At Logic class last week we saw how to solve a Sudoku using SAT and for fun I decided to actually try this out using Python. It turned out to be pretty trivial to implement and I thought I’d share the experience.

First of all let’s see how the Sudoku problem was described at class: we have a table with 9 rows and 9 columns;

  • 1. Each field [i, j] (where i=1..9 and j=1..9) has at least one value (between 1 and 9).
  • 2. Each field [i, j] (where i=1..9 and j=1..9) doesn’t have more than one value.
  • 3. There isn’t any repeated value in any row, column or 3×3 group.
  • 4. Some of the fields have a predefined value.

Now to implement this in code, first of all I needed a Python module implementing SAT solving. A quick search in Debian’s repositories gave me python-logilab-constraint, which I’ve found to be quite nice to use, even though it could definitely take some speed improvements.

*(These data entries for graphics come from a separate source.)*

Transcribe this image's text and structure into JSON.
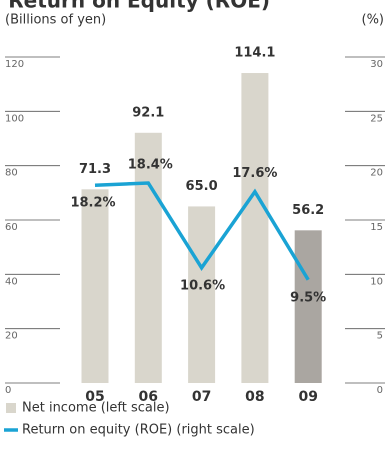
{
  "chart_data": {
    "type": "bar-line",
    "title": "Return on Equity (ROE)",
    "y_label": "(Billions of yen)",
    "y2_label": "(%)",
    "categories": [
      "05",
      "06",
      "07",
      "08",
      "09"
    ],
    "series": [
      {
        "name": "Net income (left scale)",
        "type": "bar",
        "color": "#d9d6cc",
        "highlight_color": "#aaa6a1",
        "values": [
          71.3,
          92.1,
          65.0,
          114.1,
          56.2
        ],
        "value_labels": [
          "71.3",
          "92.1",
          "65.0",
          "114.1",
          "56.2"
        ]
      },
      {
        "name": "Return on equity (ROE) (right scale)",
        "type": "line",
        "axis": "y2",
        "color": "#1aa3d4",
        "values": [
          18.2,
          18.4,
          10.6,
          17.6,
          9.5
        ],
        "value_labels": [
          "18.2%",
          "18.4%",
          "10.6%",
          "17.6%",
          "9.5%"
        ]
      }
    ],
    "ylim": [
      0,
      120
    ],
    "yticks": [
      0,
      20,
      40,
      60,
      80,
      100,
      120
    ],
    "y2lim": [
      0,
      30
    ],
    "y2ticks": [
      0,
      5,
      10,
      15,
      20,
      25,
      30
    ]
  }
}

Conditions 1 and 2 aren’t a problem at all, as logilab.constraint can be used quite naturally [0]. We just define a variable for each field (eg., x11 to x99, where the first number is the row and the second number is the column) and the domain in which they operate (integer value from 1 to 9):

values = range(1, 10) # [1..9]
variables = ["x%d%d" % (i, j) for j in values for i in values]
domains = {}

for variable in variables:
	domains[variable] = fd.FiniteDomain(values)

The 4th rule is also straightforward, we just need to hardcode the values. If we have a bidimensional list sudoku containing the initial numbers and None in all empty fields, we add each of them as a constraint:

constraints = []
for i, row in enumerate(sudoku):
	for j, field in enumerate(row):
		if field is None:
			continue
		variable = "x%d%d" % (i+1, j+1)
		constraints.append(fd.make_expression((variable,),
			"%s == %d" % (variable, field)))

Now only rule 3 remains; here we basically have to set up three more groups of constraints: one for rows, one for columns and one for the 3×3 groups. My initial implementation checked each row/column/group at once; for example, for the first row «x11 != x12 != x13 != … != x19», for the first column «x11 != x21 != … != x91», etc. However, this proved to be extremely slow, and after checking the «Performance considerations» section of Logilab Constraint’s documentation I split up the row and column conditions [1] to lots of smaller conditions, as in: «x11 != x12», «x11 != x13», «x11 != x14», etc. I also moved the constraints for the initial numbers to the top (I had them at the end of the constraints list before), as they are the simplest ones. With those changes resolution time changed from several minutes to some tenths of a second.

And this is it. After all constraints have been added, we just need to run the solver:

repository = Repository(variables, domains, constraints)
solutions = Solver().solve(repository)

The complete code is available via Bazaar at lp:~rainct/+junk/sudoku-sat. Being completely new to the logilab.constraints module, or implementing any such stuff at all, it took me around half an hour to write this, which shows how SAT makes such sort of problems really straightforward.


[0] Using logilab.constraint it’s possible to assign arbitrary Python data to variables (here we just give each an integer, but variables could also take tuples or whatever else). When this problem was presented at class using pure propositional logic it was a bit more cumbersome, as we couldn’t just say “there’s a variable x11 with domain [1..9]”. For instance, rule 1 was «(p111 | p112 | p113 | … | p119) and (p121 | … | p129) …», where “p111″ would be True if field [1,1] is supposed to contain a one, “p112″ is True if it’s supposed to contain a two, etc.
[1] I didn’t bother also splitting up he 3×3 group constraints since the other two changes already gave me enough of a speedup; changing that may squeeze a few msecs more out of it.
P.S.: If you’d like a more formal explanation of this, a search on Google found this paper: A SAT-based Sudoku Solver.